Lunedi, 20 Agosto, 2018

La madre di Regeni: "Sciopero della fame contro la scarcerazione dell'attivista egiziano"

Regeni, “Digiunerò per Amal fin quando non sarà liberata”: la mamma di Giulio per l'attivista arrestata in Egitto La madre di Regeni: “Sciopero della fame contro la scarcerazione dell'attivista egiziano”
Evangelisti Maggiorino | 14 Mag, 2018, 14:04

La madre di Giulio Regeni ha deciso di iniziare lo sciopero della fame, insieme con il suo legale Alessandra Ballerini, per protestare contro il fermo di Amal Fathy. Il digiuno a staffetta punta a ottenere la liberazione immediata di Amal. In una nota, le donne si dicono "particolarmente turbate ed inquiete" per il protrarsi della detenzione di Amal e ribadiscono che "nessuno deve più pagare per la nostra legittima richiesta di verità sulla scomparsa, le torture e l'uccisione di Giulio.
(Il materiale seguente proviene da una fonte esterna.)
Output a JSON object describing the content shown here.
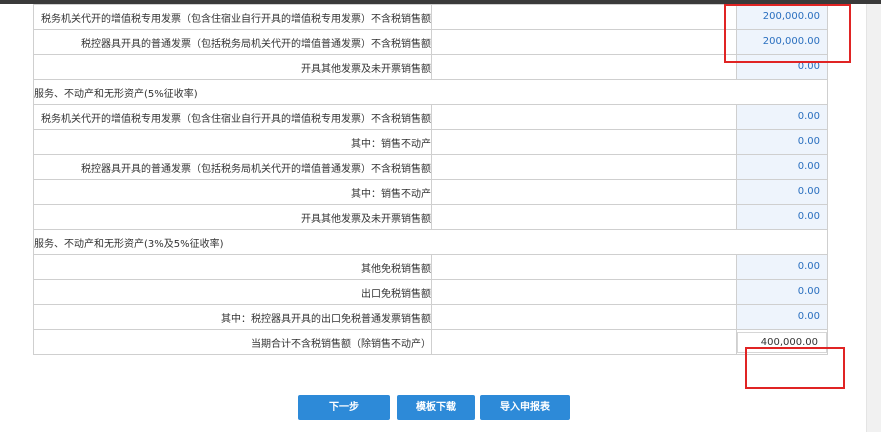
{
  "rows": [
    {
      "type": "item",
      "label": "税务机关代开的增值税专用发票（包含住宿业自行开具的增值税专用发票）不含税销售额",
      "value": "200,000.00"
    },
    {
      "type": "item",
      "label": "税控器具开具的普通发票（包括税务局机关代开的增值普通发票）不含税销售额",
      "value": "200,000.00"
    },
    {
      "type": "item",
      "label": "开具其他发票及未开票销售额",
      "value": "0.00"
    },
    {
      "type": "section",
      "label": "服务、不动产和无形资产(5%征收率)"
    },
    {
      "type": "item",
      "label": "税务机关代开的增值税专用发票（包含住宿业自行开具的增值税专用发票）不含税销售额",
      "value": "0.00"
    },
    {
      "type": "item",
      "label": "其中：销售不动产",
      "value": "0.00"
    },
    {
      "type": "item",
      "label": "税控器具开具的普通发票（包括税务局机关代开的增值普通发票）不含税销售额",
      "value": "0.00"
    },
    {
      "type": "item",
      "label": "其中：销售不动产",
      "value": "0.00"
    },
    {
      "type": "item",
      "label": "开具其他发票及未开票销售额",
      "value": "0.00"
    },
    {
      "type": "section",
      "label": "服务、不动产和无形资产(3%及5%征收率)"
    },
    {
      "type": "item",
      "label": "其他免税销售额",
      "value": "0.00"
    },
    {
      "type": "item",
      "label": "出口免税销售额",
      "value": "0.00"
    },
    {
      "type": "item",
      "label": "其中：税控器具开具的出口免税普通发票销售额",
      "value": "0.00"
    },
    {
      "type": "total",
      "label": "当期合计不含税销售额（除销售不动产）",
      "value": "400,000.00"
    }
  ],
  "buttons": {
    "next": "下一步",
    "template_download": "模板下载",
    "import_report": "导入申报表"
  },
  "colors": {
    "accent": "#2d8ad8",
    "highlight_box": "#e02424",
    "value_text": "#2a6fbf",
    "value_bg": "#eef4fc"
  }
}
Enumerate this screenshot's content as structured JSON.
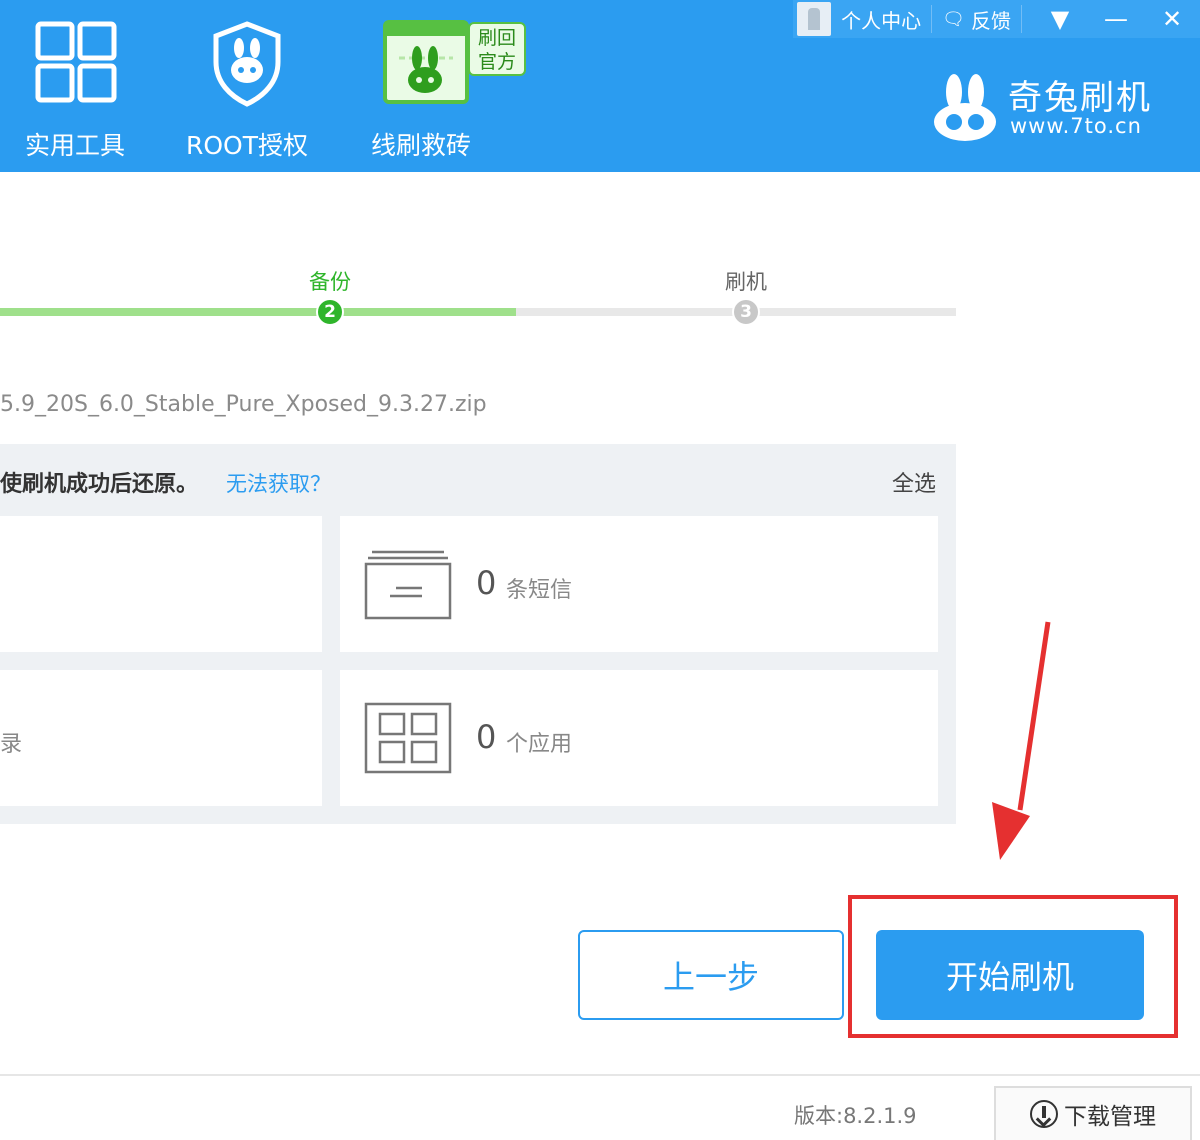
{
  "nav": {
    "tools_label": "实用工具",
    "root_label": "ROOT授权",
    "rescue_label": "线刷救砖",
    "promo_line1": "刷回",
    "promo_line2": "官方"
  },
  "topbar": {
    "user_center": "个人中心",
    "feedback": "反馈"
  },
  "brand": {
    "name": "奇兔刷机",
    "url": "www.7to.cn"
  },
  "steps": {
    "backup_label": "备份",
    "backup_number": "2",
    "flash_label": "刷机",
    "flash_number": "3",
    "progress_percent": 54
  },
  "rom": {
    "filename": "5.9_20S_6.0_Stable_Pure_Xposed_9.3.27.zip"
  },
  "panel": {
    "note": "使刷机成功后还原。",
    "help_link": "无法获取？",
    "select_all": "全选",
    "cards": [
      {
        "count": "",
        "unit": ""
      },
      {
        "count": "0",
        "unit": "条短信"
      },
      {
        "count": "",
        "unit": "录"
      },
      {
        "count": "0",
        "unit": "个应用"
      }
    ]
  },
  "buttons": {
    "prev": "上一步",
    "start": "开始刷机"
  },
  "footer": {
    "version": "版本:8.2.1.9",
    "download_manager": "下载管理"
  },
  "colors": {
    "header": "#2b9cf0",
    "accent": "#2b9cf0",
    "success": "#2fb52b",
    "highlight": "#e53030"
  }
}
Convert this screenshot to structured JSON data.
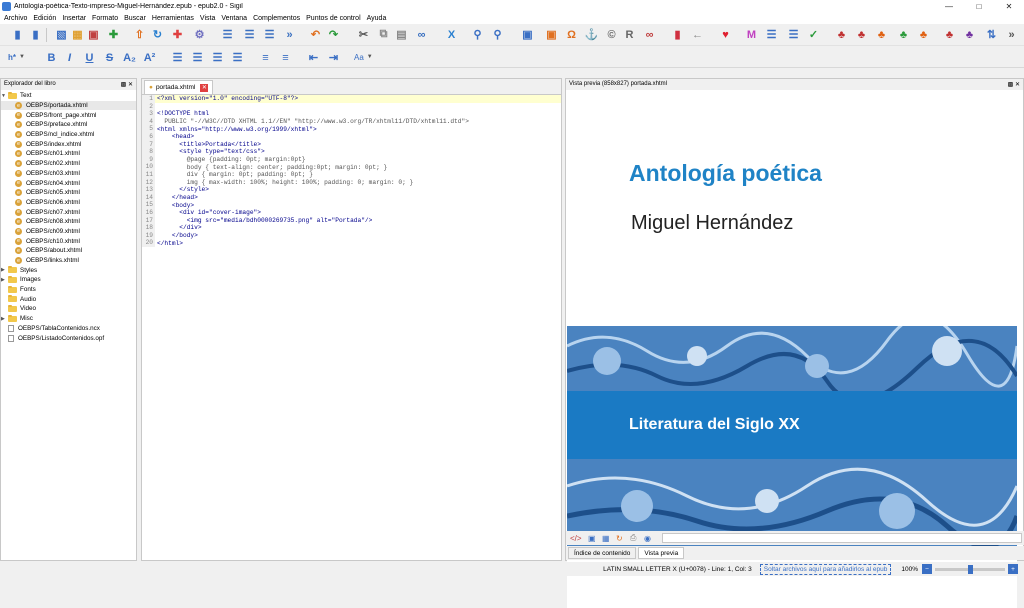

Noi siamo la loro speranza". Il riferimento è alla delegazione italiana, guidata dal sostituto procuratore Sergio Colaiocco che, come annunciato lunedì scorso, sarà al Cairo martedì 15 maggio nell'ambito delle indagini sul ricercatore friulano trovato morto il 3 febbraio del 2016 nella capitale egiziana. Amal Fathy è accusata di terrorismo. L'accusa per la moglie è di terrorismo. "L'ufficiale mi ha detto che aveva un mandato di arresto ma si è rifiutato di mostrarmelo".

Il sito di Al Ahram riferisce che la donna, componente del "Movimento del 6 aprile" e dell'Ecrf, ha pubblicato un video sulla propria pagina Facebook in cui "ha insultato tutto ciò che porta il nome dell'Egitto": c'è "un'insolenza e una sordidezza punite dalla legge e fa allusioni e affermazioni che rappresentano un oltraggio all'Egitto e alle sue istituzioni", spiega il giornale. Il tweet è stato caricato a pochi giorni dall'annuncio da parte de "La Repubblica" dell'inizio di un'operazione, coordinata da una società russa, finalizzata al recupero dei video sovrascritti registrati dalle telecamere di sicurezza nella stazione della metropolitana di Dokki, al Cairo. Lofty è stato prelevato mentre era al telefono con l'avvocato Ballerini, e le autorità egiziane gli hanno sequestrato il cellulare e vari apparecchi elettronici; di qui la possibilità che possano venire a conoscenza di tutti i recenti contatti, in-centrati sui risultati raggiunti dagli inquirenti italiani sul conto di nove poliziotti egiziani sospettati di avere avuto un ruolo nel sequestro e nell'omicidio di Giulio.